Los inventarios son instrumentos que ofrecen información actualizada, precisa y georreferenciada sobre la extensión, variedad, características, funciones ecológicas, servicios ecosistémicos y estado de conservación de los humedales. Ambiente Nación trabaja con una metodología que implica cuatro niveles: nivel 1: regiones de humedales; nivel 2: sistema de paisajes de humedales; nivel 3: unidades de paisaje de humedales; y nivel 4: unidades de humedal.
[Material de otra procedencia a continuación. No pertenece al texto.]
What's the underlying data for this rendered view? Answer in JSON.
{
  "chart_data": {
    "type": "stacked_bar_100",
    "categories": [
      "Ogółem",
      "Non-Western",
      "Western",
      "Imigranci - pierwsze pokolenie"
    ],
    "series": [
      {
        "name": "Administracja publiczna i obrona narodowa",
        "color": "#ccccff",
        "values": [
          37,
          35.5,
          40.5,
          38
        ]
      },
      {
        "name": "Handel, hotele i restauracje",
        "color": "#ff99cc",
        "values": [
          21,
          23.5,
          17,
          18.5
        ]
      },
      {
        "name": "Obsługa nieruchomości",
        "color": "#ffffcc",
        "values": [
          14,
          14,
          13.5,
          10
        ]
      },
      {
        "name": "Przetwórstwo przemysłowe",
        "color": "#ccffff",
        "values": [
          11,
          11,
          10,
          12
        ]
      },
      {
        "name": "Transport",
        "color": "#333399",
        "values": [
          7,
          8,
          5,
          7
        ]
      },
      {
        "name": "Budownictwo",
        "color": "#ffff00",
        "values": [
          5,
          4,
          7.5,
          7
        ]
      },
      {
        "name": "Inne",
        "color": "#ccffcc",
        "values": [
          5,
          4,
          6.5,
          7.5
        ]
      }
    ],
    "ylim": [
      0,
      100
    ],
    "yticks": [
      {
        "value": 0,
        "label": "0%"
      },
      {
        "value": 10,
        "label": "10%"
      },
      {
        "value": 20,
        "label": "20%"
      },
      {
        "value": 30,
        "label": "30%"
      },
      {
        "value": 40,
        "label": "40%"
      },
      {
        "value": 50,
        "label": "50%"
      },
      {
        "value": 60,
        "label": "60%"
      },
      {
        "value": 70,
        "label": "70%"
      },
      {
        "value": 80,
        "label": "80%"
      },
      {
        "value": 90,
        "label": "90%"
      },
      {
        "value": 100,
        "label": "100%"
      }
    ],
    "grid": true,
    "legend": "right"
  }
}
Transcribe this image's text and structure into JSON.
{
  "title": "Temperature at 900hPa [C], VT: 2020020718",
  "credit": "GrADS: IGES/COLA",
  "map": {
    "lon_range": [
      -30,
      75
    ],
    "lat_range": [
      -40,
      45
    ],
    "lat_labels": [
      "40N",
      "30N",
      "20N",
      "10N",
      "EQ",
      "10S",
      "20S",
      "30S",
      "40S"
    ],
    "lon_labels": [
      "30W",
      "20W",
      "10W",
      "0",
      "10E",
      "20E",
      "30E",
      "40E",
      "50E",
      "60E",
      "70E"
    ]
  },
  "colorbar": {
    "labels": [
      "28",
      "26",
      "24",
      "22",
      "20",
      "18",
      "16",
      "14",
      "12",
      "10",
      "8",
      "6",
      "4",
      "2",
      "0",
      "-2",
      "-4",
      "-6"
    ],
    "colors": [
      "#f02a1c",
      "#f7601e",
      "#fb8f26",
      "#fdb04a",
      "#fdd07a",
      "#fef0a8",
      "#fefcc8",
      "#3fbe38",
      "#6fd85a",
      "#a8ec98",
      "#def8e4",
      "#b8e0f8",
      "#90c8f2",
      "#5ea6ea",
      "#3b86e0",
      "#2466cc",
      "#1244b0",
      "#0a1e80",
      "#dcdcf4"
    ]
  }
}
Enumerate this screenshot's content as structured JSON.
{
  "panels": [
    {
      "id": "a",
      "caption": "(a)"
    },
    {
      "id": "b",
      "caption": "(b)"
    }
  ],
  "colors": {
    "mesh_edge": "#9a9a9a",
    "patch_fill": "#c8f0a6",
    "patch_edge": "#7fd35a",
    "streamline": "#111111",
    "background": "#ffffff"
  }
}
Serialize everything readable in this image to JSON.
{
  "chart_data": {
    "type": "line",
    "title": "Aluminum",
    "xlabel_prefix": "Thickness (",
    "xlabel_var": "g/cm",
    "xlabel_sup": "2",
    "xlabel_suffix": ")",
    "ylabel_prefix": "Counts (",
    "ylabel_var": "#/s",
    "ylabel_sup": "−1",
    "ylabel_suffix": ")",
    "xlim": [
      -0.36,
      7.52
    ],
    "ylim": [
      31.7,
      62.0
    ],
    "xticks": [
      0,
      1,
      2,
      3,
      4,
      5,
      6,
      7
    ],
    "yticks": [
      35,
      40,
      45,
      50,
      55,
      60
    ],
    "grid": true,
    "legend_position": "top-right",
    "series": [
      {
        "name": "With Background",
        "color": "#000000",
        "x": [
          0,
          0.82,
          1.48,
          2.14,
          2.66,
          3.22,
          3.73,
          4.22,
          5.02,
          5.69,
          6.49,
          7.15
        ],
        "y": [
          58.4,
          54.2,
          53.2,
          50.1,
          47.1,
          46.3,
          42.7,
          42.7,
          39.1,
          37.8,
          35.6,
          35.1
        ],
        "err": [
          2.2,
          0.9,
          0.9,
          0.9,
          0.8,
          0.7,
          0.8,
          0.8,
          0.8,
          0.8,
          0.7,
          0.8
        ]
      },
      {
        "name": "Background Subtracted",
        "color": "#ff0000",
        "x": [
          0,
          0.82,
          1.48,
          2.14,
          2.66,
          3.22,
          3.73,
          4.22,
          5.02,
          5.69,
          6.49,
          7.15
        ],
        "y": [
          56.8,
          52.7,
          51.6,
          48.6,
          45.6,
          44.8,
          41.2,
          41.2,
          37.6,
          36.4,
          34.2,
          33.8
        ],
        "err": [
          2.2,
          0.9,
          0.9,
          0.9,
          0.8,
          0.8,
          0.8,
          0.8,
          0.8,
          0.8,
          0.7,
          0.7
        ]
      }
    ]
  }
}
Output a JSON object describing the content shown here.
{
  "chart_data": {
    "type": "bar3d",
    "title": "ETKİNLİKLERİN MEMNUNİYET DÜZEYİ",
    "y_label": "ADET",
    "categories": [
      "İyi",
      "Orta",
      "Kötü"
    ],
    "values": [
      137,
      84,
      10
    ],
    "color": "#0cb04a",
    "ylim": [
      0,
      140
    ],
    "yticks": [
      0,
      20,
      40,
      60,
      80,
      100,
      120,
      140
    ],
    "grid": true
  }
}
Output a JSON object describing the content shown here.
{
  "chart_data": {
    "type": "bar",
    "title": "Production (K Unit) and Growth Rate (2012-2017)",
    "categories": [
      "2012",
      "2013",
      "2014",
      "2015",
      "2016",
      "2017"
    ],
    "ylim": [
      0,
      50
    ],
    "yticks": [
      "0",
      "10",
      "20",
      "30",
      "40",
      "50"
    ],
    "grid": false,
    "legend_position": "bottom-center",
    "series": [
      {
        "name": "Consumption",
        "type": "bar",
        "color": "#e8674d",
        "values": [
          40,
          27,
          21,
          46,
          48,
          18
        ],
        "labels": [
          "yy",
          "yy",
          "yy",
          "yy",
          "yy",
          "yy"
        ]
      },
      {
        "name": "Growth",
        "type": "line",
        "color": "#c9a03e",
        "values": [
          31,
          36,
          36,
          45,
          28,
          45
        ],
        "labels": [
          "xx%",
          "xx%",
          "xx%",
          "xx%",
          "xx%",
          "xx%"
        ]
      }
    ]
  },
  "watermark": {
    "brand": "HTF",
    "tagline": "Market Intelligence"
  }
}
Clara Mitchell, directora provincial de Conservación y Regeneración de la cartera ambiental, explicó que el inventario se inscribe dentro del programa Regenera Santa Fe, que trabaja sobre ejes como la ampliación del Parque Nacional Islas de Santa Fe (que ya cuenta con media sanción en la Legislatura provincial) y la incorporación de nuevas áreas naturales protegidas, como el proyecto de reserva hídrica en la zona de los Bajos Submeridionales y una iniciativa para sumar áreas de conservación en el sitio Ramsar Jaaukanigás, en el extremo noreste de la Bota.
“Este proyecto empezó en febrero de 2021, es transdisciplinario y queremos que sea colaborativo. No es fácil desde lo técnico, no existe una receta única y nuestro territorio tiene una enorme biodiversidad”, dijo la funcionaria, para quien la idea de construir una herramienta que además de ser sólida desde lo técnico “sirva para usos educativos y para mejorar la gestión del territorio”.
Un corredor azul
Además de los ministerios y las universidades, la Fundación Humedales -que trabaja desde principios de los ’90 en la protección de estos ecosistemas- aporta conocimiento técnico y capacidad de gestión para ampliar y fortalecer este proceso. Gastón Fulquet es el coordinador del programa Corredor Azul de esa fundación, que desde hace 4 años trabaja en articulación con otros actores sociales en torno a la conservación y cuidado de los ríos Paraguay/Paraná.
“Los humedales son grandes proveedores de beneficios para toda la sociedad y la construcción de un inventario ayuda a consolidar una herramienta de gestión para las políticas públicas, que a su vez contribuye a avanzar con un ordenamiento territorial”, dijo el especialista.
Desde Fundación Humedales se sumaron al proceso de inventario de Santa Fe, en un consorcio del cual también participan los ministerios de Ambiente provincial y nacional y la facultad de Ciencias Hídricas de la UNL, con un equipo del cual forma parte el geólogo e investigador Carlos Ramonell.
La voz de la academia
Ramonell, que participa del proyecto junto a un equipo de profesionales de esa universidad, detalló que la planicie de inundación del río Paraná en la provincia de Santa Fe (caracterizada por la presencia de lagunas de Reconquista hacia el sur) tiene una extensión de unos 12 mil kilómetros cuadrados, aproximadamente el 9 % de la superficie total provincial.
“El río Paraná es el sistema de paisaje de humedal más heterogéneo, dinámico y biodiverso de la provincia de Santa Fe. Es un ambiente muy aprovechado, con muchísimos usos antrópicos y una regulación de su uso deficitaria”, puntualizó el especialista, para quien por todas estas razones y a pesar de la robustez de sus parámetros naturales “se trata de un ecosistema muy frágil que precisa protección”.